- To make the math simple, let's first assume CMEs can be fired in any direction.
- For a CME to hit the Earth, it has to occupy the same space as us at the same time.
- The Earth is approx 1 AU from the sun at any given time; so to hit the Earth, the CME has to hit a particular spot on a sphere of space 1 AU in radius.
- So the probability of a given CME hitting Earth is approximately equivalent to the ratio of half the Earth's surface area (since only half faces the Sun at a time) to the surface area of a sphere with a radius of 1 AU.
- 1 AU = 149,597,871 km
- Surface area of a sphere is 4*pi*r^2, so our orbital sphere has an area of approx 2.8 x 10^17 km^2.
- Surface area of the Earth = 510,072,000 km^2, or 5.1 x 10^8 km^2
Therefore the probability of being hit by a given CME is (2.8 x 10^17) / (5.1 x 10^8) = 5.5 x 10^-8, or a 0.0000055% chance.
Now the number of CMEs per year is actually higher than I expected, which I suppose explains why we do in fact get hit between 0 - 70 times per year.

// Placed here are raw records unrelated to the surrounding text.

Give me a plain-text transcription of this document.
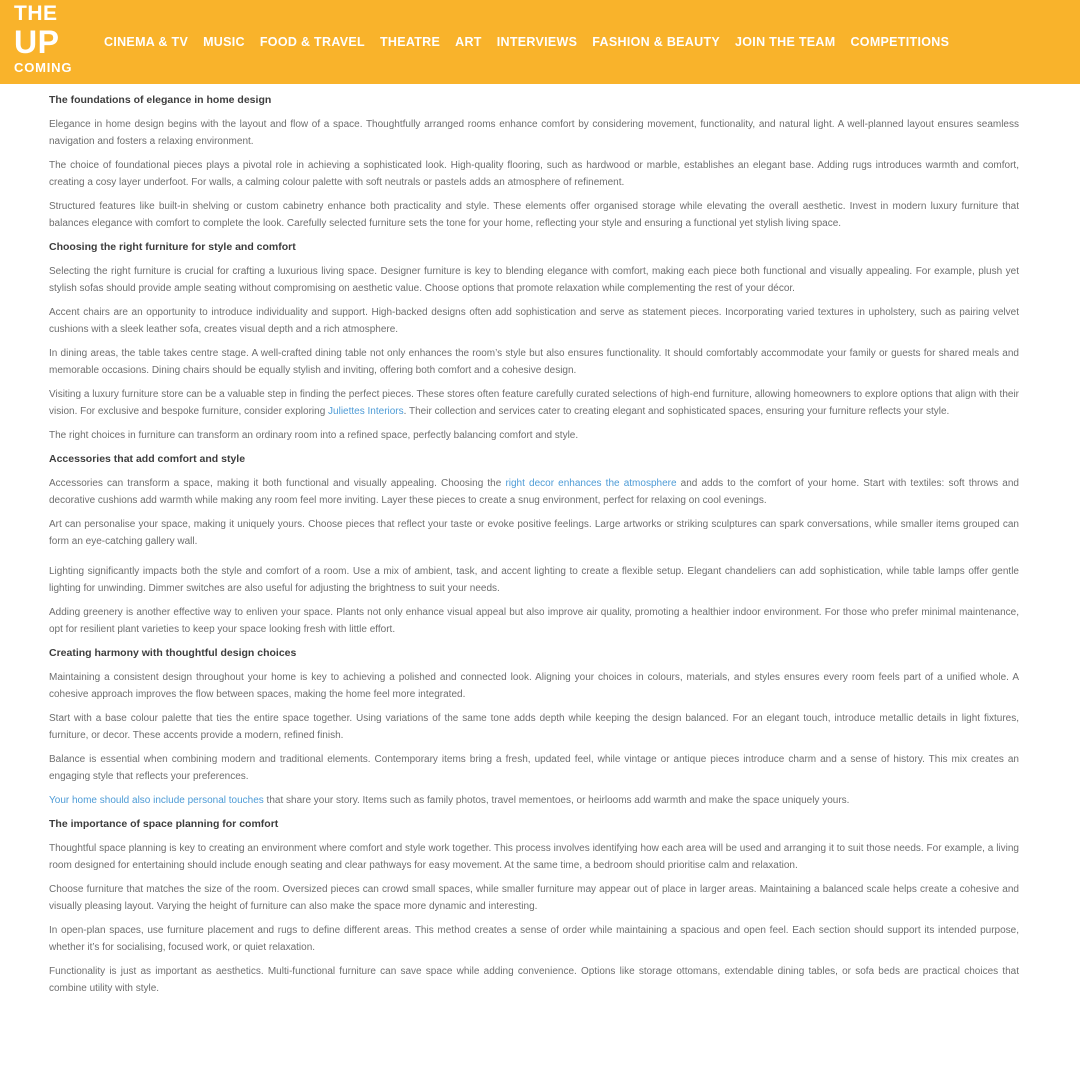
THE
UP
COMING
CINEMA & TV MUSIC FOOD & TRAVEL THEATRE ART INTERVIEWS FASHION & BEAUTY JOIN THE TEAM COMPETITIONS
The foundations of elegance in home design

Elegance in home design begins with the layout and flow of a space. Thoughtfully arranged rooms enhance comfort by considering movement, functionality, and natural light. A well-planned layout ensures seamless navigation and fosters a relaxing environment.

The choice of foundational pieces plays a pivotal role in achieving a sophisticated look. High-quality flooring, such as hardwood or marble, establishes an elegant base. Adding rugs introduces warmth and comfort, creating a cosy layer underfoot. For walls, a calming colour palette with soft neutrals or pastels adds an atmosphere of refinement.

Structured features like built-in shelving or custom cabinetry enhance both practicality and style. These elements offer organised storage while elevating the overall aesthetic. Invest in modern luxury furniture that balances elegance with comfort to complete the look. Carefully selected furniture sets the tone for your home, reflecting your style and ensuring a functional yet stylish living space.

Choosing the right furniture for style and comfort

Selecting the right furniture is crucial for crafting a luxurious living space. Designer furniture is key to blending elegance with comfort, making each piece both functional and visually appealing. For example, plush yet stylish sofas should provide ample seating without compromising on aesthetic value. Choose options that promote relaxation while complementing the rest of your décor.

Accent chairs are an opportunity to introduce individuality and support. High-backed designs often add sophistication and serve as statement pieces. Incorporating varied textures in upholstery, such as pairing velvet cushions with a sleek leather sofa, creates visual depth and a rich atmosphere.

In dining areas, the table takes centre stage. A well-crafted dining table not only enhances the room’s style but also ensures functionality. It should comfortably accommodate your family or guests for shared meals and memorable occasions. Dining chairs should be equally stylish and inviting, offering both comfort and a cohesive design.

Visiting a luxury furniture store can be a valuable step in finding the perfect pieces. These stores often feature carefully curated selections of high-end furniture, allowing homeowners to explore options that align with their vision. For exclusive and bespoke furniture, consider exploring Juliettes Interiors. Their collection and services cater to creating elegant and sophisticated spaces, ensuring your furniture reflects your style.

The right choices in furniture can transform an ordinary room into a refined space, perfectly balancing comfort and style.

Accessories that add comfort and style

Accessories can transform a space, making it both functional and visually appealing. Choosing the right decor enhances the atmosphere and adds to the comfort of your home. Start with textiles: soft throws and decorative cushions add warmth while making any room feel more inviting. Layer these pieces to create a snug environment, perfect for relaxing on cool evenings.

Art can personalise your space, making it uniquely yours. Choose pieces that reflect your taste or evoke positive feelings. Large artworks or striking sculptures can spark conversations, while smaller items grouped can form an eye-catching gallery wall.

Lighting significantly impacts both the style and comfort of a room. Use a mix of ambient, task, and accent lighting to create a flexible setup. Elegant chandeliers can add sophistication, while table lamps offer gentle lighting for unwinding. Dimmer switches are also useful for adjusting the brightness to suit your needs.

Adding greenery is another effective way to enliven your space. Plants not only enhance visual appeal but also improve air quality, promoting a healthier indoor environment. For those who prefer minimal maintenance, opt for resilient plant varieties to keep your space looking fresh with little effort.

Creating harmony with thoughtful design choices

Maintaining a consistent design throughout your home is key to achieving a polished and connected look. Aligning your choices in colours, materials, and styles ensures every room feels part of a unified whole. A cohesive approach improves the flow between spaces, making the home feel more integrated.

Start with a base colour palette that ties the entire space together. Using variations of the same tone adds depth while keeping the design balanced. For an elegant touch, introduce metallic details in light fixtures, furniture, or decor. These accents provide a modern, refined finish.

Balance is essential when combining modern and traditional elements. Contemporary items bring a fresh, updated feel, while vintage or antique pieces introduce charm and a sense of history. This mix creates an engaging style that reflects your preferences.

Your home should also include personal touches that share your story. Items such as family photos, travel mementoes, or heirlooms add warmth and make the space uniquely yours.

The importance of space planning for comfort

Thoughtful space planning is key to creating an environment where comfort and style work together. This process involves identifying how each area will be used and arranging it to suit those needs. For example, a living room designed for entertaining should include enough seating and clear pathways for easy movement. At the same time, a bedroom should prioritise calm and relaxation.

Choose furniture that matches the size of the room. Oversized pieces can crowd small spaces, while smaller furniture may appear out of place in larger areas. Maintaining a balanced scale helps create a cohesive and visually pleasing layout. Varying the height of furniture can also make the space more dynamic and interesting.

In open-plan spaces, use furniture placement and rugs to define different areas. This method creates a sense of order while maintaining a spacious and open feel. Each section should support its intended purpose, whether it’s for socialising, focused work, or quiet relaxation.

Functionality is just as important as aesthetics. Multi-functional furniture can save space while adding convenience. Options like storage ottomans, extendable dining tables, or sofa beds are practical choices that combine utility with style.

However the number of annual large CMEs is quite low, with none of the sites I visited actually agreeing on the number (most seemed to agree it's less than 5 per year in a solar maximum.) Let's say there are 5 per year. That only brings the chance of being hit by one of them up to 0.000028% per year. So if I live to be 100, the chances I'll see one in my lifetime are only 0.0028%.
caveat: These calculations ignore CME cross-section (essentially width and height) and duration (essentially length), since I couldn't find any accurate information on those. If you find those, you can factor them into these calculations by multiplying by the cross-section, multiplying by the % duration that the CME's strength is high, and multipyling by the Earth's average orbital velocity. That will modify the probility to take into account the volume of space the Earth occupies while the CME is traversing the edge of our 1 AU sphere, and how much of the surface of the sphere is touched by the CME.